As other answers already pointed out, local variables (which are per-instance, not per-function object!) are a completely disjoint namespace from a function object's attributes held in its __dict__.
In python, a namespace is just a dictionary object, mapping variable name as a string (in this case, 'guest') to a value (in this case, 'Harry'). So as long as you have access to an object, and it's mutable, you can change anything about its namespace.
On small projects, it's not a huge problem, and lets you hack things together faster, but incredibly confusing on larger projects, where your data could be modified from anywhere.
There are ways of making attributes of classes "more private", such as Name Mangling.
tom.guest is just a property on the tom function object, it has nothing to do with the scope or locals() inside that function, and nothing to do with that fact that tom is a function, it would work on any object.
I have used this in the past to make a self-contained function with "enums" that go along with it.
Suppose I were implementing a seek() function. The built-in Python one (on file objects) takes an integer to tell it how to operate; yuck, give me an enum please.
def seek(f, offset, whence=0):
return f.seek(offset, whence)
seek.START = 0
seek.RELATIVE = 1
seek.END = 2
f = open(filename)
seek(f, 0, seek.START) # seek to start of file
seek(f, 0, seek.END) # seek to end of file
What do you think, too tricky and weird? I do like how it keeps the "enum" values bundled together with the function; if you import the function from a module, you get its "enum" values as well, automatically.
Python functions are lexically scoped so there is no way to add variables to the function outside of its defined scope.
However, the function still will have access to all parent scopes, if you really wanted to design the system like that (generally considered bad practice though):
>>> def foo():
>>> def bar():
>>> print x
>>> x = 1
>>> bar()
1
Mutating function variables is mostly a bad idea, since functions are assumed to be immutable.
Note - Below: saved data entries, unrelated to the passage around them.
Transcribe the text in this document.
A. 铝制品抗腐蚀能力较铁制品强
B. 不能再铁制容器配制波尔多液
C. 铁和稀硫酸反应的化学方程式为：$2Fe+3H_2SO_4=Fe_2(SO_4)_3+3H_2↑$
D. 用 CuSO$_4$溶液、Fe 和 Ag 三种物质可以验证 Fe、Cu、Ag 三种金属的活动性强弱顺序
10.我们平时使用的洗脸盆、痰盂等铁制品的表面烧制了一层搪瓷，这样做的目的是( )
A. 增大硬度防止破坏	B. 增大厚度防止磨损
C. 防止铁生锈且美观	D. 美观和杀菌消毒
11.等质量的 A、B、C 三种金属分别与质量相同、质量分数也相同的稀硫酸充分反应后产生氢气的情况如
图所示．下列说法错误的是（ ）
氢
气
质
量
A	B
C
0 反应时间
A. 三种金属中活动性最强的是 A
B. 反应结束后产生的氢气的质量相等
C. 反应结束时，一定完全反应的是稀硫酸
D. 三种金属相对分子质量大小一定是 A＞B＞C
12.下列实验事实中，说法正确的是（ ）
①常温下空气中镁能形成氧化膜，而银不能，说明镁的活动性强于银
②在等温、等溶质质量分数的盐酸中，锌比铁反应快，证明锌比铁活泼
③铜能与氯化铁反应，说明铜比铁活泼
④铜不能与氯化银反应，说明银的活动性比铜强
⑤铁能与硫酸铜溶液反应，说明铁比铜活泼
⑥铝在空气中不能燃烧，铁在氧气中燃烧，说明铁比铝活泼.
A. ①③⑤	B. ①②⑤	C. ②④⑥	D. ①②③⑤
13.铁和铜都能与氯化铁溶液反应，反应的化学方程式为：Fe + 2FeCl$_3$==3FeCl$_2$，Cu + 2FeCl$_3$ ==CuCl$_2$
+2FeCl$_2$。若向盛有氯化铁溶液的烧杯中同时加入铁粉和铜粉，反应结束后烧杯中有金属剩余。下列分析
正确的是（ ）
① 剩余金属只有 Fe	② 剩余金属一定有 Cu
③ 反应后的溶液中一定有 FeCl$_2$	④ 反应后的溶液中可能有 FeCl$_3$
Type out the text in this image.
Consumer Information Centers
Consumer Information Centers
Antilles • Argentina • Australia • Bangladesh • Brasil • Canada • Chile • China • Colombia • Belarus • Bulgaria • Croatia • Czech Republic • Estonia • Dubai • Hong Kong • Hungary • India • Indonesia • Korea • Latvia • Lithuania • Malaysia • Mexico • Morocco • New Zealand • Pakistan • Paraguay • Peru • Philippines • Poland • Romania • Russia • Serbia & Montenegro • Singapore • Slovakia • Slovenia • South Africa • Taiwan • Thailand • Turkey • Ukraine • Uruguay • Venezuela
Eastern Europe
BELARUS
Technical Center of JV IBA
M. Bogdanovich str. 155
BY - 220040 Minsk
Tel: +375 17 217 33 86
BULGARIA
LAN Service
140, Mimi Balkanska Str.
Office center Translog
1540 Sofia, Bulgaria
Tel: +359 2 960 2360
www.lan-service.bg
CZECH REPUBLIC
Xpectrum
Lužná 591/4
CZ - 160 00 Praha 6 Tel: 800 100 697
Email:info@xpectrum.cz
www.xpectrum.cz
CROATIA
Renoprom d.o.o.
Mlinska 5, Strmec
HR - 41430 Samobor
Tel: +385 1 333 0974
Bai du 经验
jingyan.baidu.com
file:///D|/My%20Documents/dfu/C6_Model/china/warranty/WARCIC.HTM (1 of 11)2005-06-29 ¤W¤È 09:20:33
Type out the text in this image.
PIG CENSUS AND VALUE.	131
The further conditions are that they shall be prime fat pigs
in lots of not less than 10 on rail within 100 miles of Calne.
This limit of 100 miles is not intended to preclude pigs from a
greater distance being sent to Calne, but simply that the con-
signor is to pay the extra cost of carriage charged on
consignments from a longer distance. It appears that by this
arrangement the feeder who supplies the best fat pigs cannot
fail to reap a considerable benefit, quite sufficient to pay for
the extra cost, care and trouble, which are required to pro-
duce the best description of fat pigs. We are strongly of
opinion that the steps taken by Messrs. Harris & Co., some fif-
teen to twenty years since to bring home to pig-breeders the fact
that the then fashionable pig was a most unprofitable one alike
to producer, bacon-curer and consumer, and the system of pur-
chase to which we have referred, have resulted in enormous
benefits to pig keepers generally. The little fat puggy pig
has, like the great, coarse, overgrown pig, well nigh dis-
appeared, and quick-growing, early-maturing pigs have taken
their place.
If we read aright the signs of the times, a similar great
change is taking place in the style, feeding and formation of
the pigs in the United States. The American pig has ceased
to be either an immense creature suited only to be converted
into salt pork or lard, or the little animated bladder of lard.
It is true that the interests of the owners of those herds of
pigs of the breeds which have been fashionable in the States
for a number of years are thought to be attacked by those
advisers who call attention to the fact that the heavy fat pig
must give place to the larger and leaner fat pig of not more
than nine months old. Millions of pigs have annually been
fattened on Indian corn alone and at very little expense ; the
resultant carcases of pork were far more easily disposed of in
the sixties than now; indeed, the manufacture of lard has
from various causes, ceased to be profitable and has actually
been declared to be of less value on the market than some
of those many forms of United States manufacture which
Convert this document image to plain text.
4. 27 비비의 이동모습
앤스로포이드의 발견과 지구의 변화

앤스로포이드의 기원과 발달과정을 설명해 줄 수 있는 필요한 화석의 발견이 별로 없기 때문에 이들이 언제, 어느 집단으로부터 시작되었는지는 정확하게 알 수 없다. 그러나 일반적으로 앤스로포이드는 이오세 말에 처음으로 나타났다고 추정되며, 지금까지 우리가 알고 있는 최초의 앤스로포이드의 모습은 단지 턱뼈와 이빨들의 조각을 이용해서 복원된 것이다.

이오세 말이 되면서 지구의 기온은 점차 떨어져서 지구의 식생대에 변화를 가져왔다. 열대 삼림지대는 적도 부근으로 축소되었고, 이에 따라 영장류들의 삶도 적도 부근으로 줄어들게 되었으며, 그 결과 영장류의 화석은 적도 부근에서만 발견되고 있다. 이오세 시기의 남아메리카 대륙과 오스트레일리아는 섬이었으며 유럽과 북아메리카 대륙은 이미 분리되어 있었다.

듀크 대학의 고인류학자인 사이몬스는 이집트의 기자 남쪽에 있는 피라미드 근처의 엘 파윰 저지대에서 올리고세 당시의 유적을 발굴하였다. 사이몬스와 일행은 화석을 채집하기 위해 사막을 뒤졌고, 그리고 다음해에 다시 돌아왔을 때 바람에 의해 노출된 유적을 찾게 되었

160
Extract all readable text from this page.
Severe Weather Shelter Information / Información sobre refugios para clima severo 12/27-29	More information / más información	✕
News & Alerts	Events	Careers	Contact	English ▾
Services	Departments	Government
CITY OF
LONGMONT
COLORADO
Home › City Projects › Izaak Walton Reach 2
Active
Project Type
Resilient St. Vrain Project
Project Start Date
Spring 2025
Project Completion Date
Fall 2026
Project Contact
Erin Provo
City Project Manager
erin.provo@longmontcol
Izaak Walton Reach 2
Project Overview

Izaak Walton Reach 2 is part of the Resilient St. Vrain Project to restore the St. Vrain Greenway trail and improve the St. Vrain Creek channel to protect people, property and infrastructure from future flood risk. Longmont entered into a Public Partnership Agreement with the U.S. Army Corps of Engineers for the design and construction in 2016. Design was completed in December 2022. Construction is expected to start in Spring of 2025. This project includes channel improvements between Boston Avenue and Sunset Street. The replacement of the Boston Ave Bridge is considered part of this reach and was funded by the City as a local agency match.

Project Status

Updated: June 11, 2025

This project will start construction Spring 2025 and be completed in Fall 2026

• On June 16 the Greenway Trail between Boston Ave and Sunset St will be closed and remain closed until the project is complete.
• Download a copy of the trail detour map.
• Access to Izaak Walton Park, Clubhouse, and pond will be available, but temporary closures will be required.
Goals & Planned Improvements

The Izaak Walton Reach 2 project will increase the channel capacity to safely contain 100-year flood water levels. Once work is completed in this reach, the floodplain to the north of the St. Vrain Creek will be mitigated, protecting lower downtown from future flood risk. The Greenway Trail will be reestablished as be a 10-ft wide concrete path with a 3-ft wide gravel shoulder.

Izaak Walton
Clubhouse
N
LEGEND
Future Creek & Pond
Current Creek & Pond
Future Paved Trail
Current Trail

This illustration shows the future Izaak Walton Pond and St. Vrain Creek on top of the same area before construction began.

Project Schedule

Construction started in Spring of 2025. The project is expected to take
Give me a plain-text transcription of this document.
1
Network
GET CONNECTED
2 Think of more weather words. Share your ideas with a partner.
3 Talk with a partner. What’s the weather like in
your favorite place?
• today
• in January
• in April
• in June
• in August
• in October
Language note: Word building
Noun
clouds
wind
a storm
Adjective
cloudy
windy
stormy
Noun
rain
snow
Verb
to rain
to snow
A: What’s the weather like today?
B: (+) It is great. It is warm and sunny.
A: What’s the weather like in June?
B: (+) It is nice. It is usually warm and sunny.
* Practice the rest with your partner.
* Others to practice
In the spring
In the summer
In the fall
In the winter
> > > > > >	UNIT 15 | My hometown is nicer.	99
The most pythonic way of implementing this behavior is using classes and methods instead.
Python API documentation generation tools, such as pydoc and epydoc, use introspection to determine a function's name and docstring (available as the __name__ and __doc__ attributes). Well-behaved function decorators are expected to preserve these attributes, so such tools continue to work as expected (i.e. decorating a function should preserve the decorated function's documentation). You do this by copying these attributes from the decorated function to the decorator. Take a look at update_wrapper in the functools module:
WRAPPER_ASSIGNMENTS = ('__module__', '__name__', '__doc__')
WRAPPER_UPDATES = ('__dict__',)
def update_wrapper(wrapper,
wrapped,
assigned = WRAPPER_ASSIGNMENTS,
updated = WRAPPER_UPDATES):
"""Update a wrapper function to look like the wrapped function
wrapper is the function to be updated
wrapped is the original function
...
"""
for attr in assigned:
setattr(wrapper, attr, getattr(wrapped, attr))
for attr in updated:
getattr(wrapper, attr).update(getattr(wrapped, attr, {}))
...
So, that's at least one example where modifying function attributes is useful and accepted.
It some situations, it can be useful to "annotate" a function by setting an attribute; Django uses this in a few places:
You can set alters_data to True
on model methods that change the
database, preventing them from being
called in templates.
You can set
allow_tags on model methods that
will be displayed in the admin, to
signify that the method returns HTML
content, which shouldn't be
automatically escaped.
As always, use your judgement. If modifying attributes is accepted practice (for example, when writing a decorator), then by all means go ahead. If it's going to be part of a well documented API, it's probably fine too.